Turtles All The Way Down parents guide: The John Green adaptation is a hard but worthy watch for teens

The latest movie based on the author's works hits Max today.
Turtles All The Way Down - Isabela Merced
Turtles All The Way Down - Isabela Merced /

John Green’s name is synonymous with Teen Drama. From The Fault in Our Stars to Paper Towns, and more recent TV adaptations like Looking for Alaska, the author’s books have launched a thousand ‘ships and tears. And now the latest one is here with Turtles All The Way Down, which hit Max (formerly HBO Max) today.

The movie stars Isabela Merced as Aza Holmes, a high schooler with OCD who reconnects with a boy from her past when his father disappears. It has all the markings of a John Green weeper: a kid with some sort of issue; a generic brown-haired boy for her to romance (played by Felix Mallard); a quirky best friend into nerd stuff (an excellently hilarious Cree); and a long-suffering parent ready to offer advice (Scrubs star Judy Reyes).

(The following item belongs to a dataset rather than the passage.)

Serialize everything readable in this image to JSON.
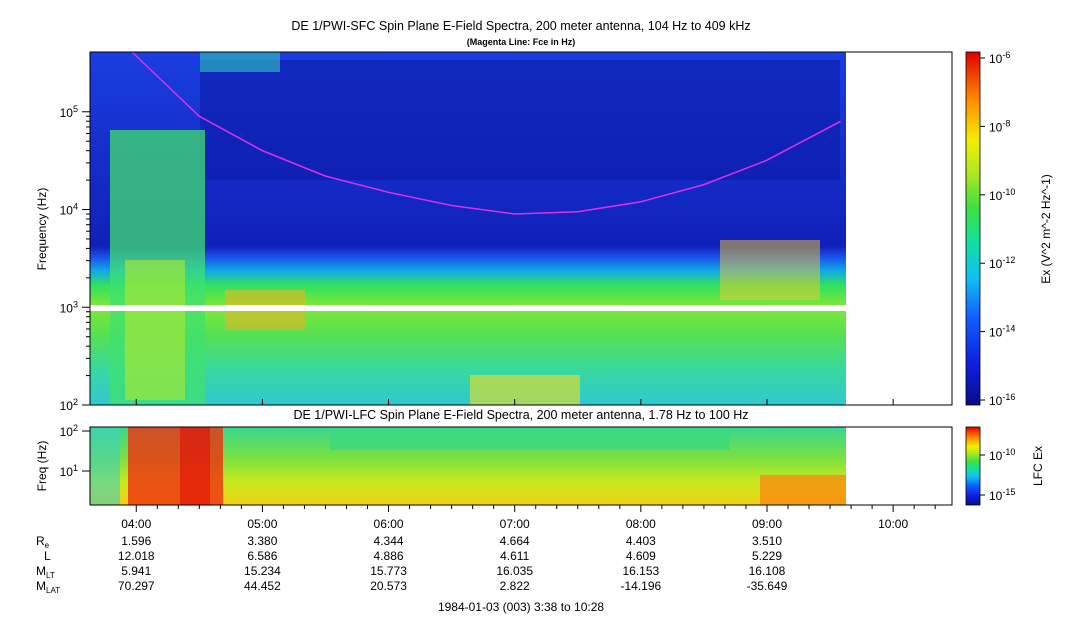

Director Hannah Marks doesn’t shy away from the harder bits dealing with Aza’s OCD, and there’s definitely some darkness in the movie when it comes to the disappearance of Davis’s (Mallard) father. So is this teen movie good for teens? Or does it err too adult?

Turtles All The Way Down Parents Guide: Explaining The PG-13 Age Rating

Turtles All The Way Down - Isabela Merced and Cree /

The new Max movie is rated PG-13 for “thematic material involving mental illness, some strong language and sexual references.” So you already know this is probably not for the younger kids.

Sex & Nudity: There is one scene where Aza and Davis strip down to their underwear for a night swim, but that’s the closest the movie comes to any sort of nudity. As for sexual content, there’s some making out – these are teens, after all – and a bunch of discussion about sex, particularly in reference to Aza’s OCD, which has her constantly picturing what kind of bacterial infections she might get. There’s nothing too raunchy here, but just be aware there are occasional, frank conversations and references to sex, per the MPA rating.

Violence: There’s a pretty harrowing scene involving a car crash that involves some blood and injuries. While there’s nothing explicitly shown, there are also intimations of death by suicide late in the movie. Additionally, not sure this goes under violence, but Aza’s father dies in the opening montage.

Language: Nothing out of the ordinary for teens in a PG-13 movie. There’s cursing, but it doesn’t get too flowery or creative.

Drinking & Drugs: Aza takes various medications to try and treat her OCD. As for drinking, though, these cool teens only drink Dr. Pepper.

Overall Verdict: What Age Is Turtles All The Way Down Appropriate For?

The PG-13 rating seems pretty accurate here, though be warned that the scenes of Aza dealing with her OCD can get very realistic and upsetting. Merced gives a fully realized and thought out performance, Hannah Marks doesn’t shy away from the realities of dealing with potentially damaging mental compulsions, and it can be hard to watch.

But at the same time, the way Aza’s friends and mother deal with and relate to her can be very rewarding in terms of providing strategies for dealing with compulsions like OCD. There’s some real worth here in not totally Hollywood-izing OCD – spoiler, but at no point is Aza magically cured – so if this is something families are dealing with, I could see it providing a good bonding point between parent and child. Heck, my kids do not have OCD, and I cried, so there you go.

Plus, the friendship between Aza and her best friend Daisy (Cree) is nuanced as well, and also eschews a lot of the trappings of this sort of friendship in movies. This is a good film, a solid adaptation, and one well worth sitting down with your teens and checking out to help talk them through the more troubling parts.